Dollar wallows near 3-1/2-year low as Fed cuts, Trump bill in focus

New Straits Times17 hours ago
TOKYO: The US dollar hunkered near the lowest since February 2022 against major peers on Wednesday, as traders considered dovish hints from Federal Reserve Chair Jerome Powell, along with the potential impact of President Donald Trump's spending bill.
The greenback was pinned near its weakest since September 2021 on the euro, and was at its lowest since January 2015 versus the Swiss franc.
Powell reiterated on Tuesday at the European Central Bank's annual conference in Sintra, Portugal that the Fed is taking a patient approach to further interest rate cuts, but didn't rule out a reduction at this month's meeting, saying everything depends on incoming data.
That raises the stakes for the monthly non-farm payrolls report on Thursday. Indications of labour market resilience in the US JOLTS figures overnight saw the dollar rise off Tuesday's lows.
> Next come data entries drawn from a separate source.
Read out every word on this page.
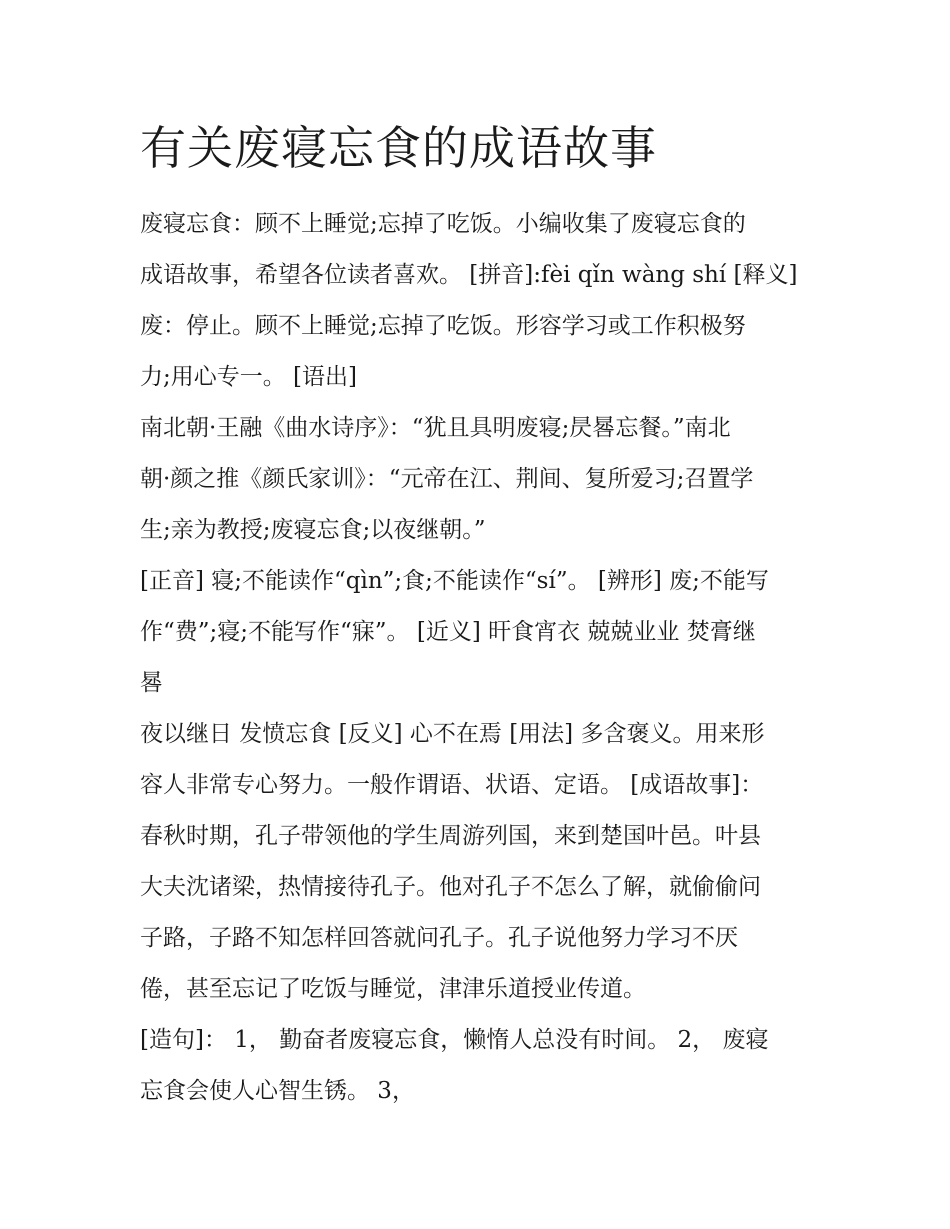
有关废寝忘食的成语故事
废寝忘食：顾不上睡觉;忘掉了吃饭。小编收集了废寝忘食的
成语故事，希望各位读者喜欢。 [拼音]:fèi qǐn wàng shí [释义]
废：停止。顾不上睡觉;忘掉了吃饭。形容学习或工作积极努
力;用心专一。 [语出]
南北朝·王融《曲水诗序》：“犹且具明废寝;昃晷忘餐。”南北
朝·颜之推《颜氏家训》：“元帝在江、荆间、复所爱习;召置学
生;亲为教授;废寝忘食;以夜继朝。”
[正音] 寝;不能读作“qìn”;食;不能读作“sí”。 [辨形] 废;不能写
作“费”;寝;不能写作“寐”。 [近义] 旰食宵衣 兢兢业业 焚膏继
晷
夜以继日 发愤忘食 [反义] 心不在焉 [用法] 多含褒义。用来形
容人非常专心努力。一般作谓语、状语、定语。 [成语故事]：
春秋时期，孔子带领他的学生周游列国，来到楚国叶邑。叶县
大夫沈诸梁，热情接待孔子。他对孔子不怎么了解，就偷偷问
子路，子路不知怎样回答就问孔子。孔子说他努力学习不厌
倦，甚至忘记了吃饭与睡觉，津津乐道授业传道。
[造句]： 1， 勤奋者废寝忘食，懒惰人总没有时间。 2， 废寝
忘食会使人心智生锈。 3，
The dollar index, which measures the currency against six major counterparts, edged up slightly to 96.677, but didn't stray far from the overnight low of 96.373.
Markets are also keeping a close watch on Trump's massive tax-and-spending bill, which could add US$3.3 trillion to the national debt. The bill, which was passed by the US Senate, will return to the House for final approval.
"The confirmation that this is an increase in issuance, an increase in government spending well beyond its means, is not necessarily good news for the Treasury market, and it's arguably one of the reasons the dollar's going down," said Rodrigo Catril, a strategist at National Australia Bank.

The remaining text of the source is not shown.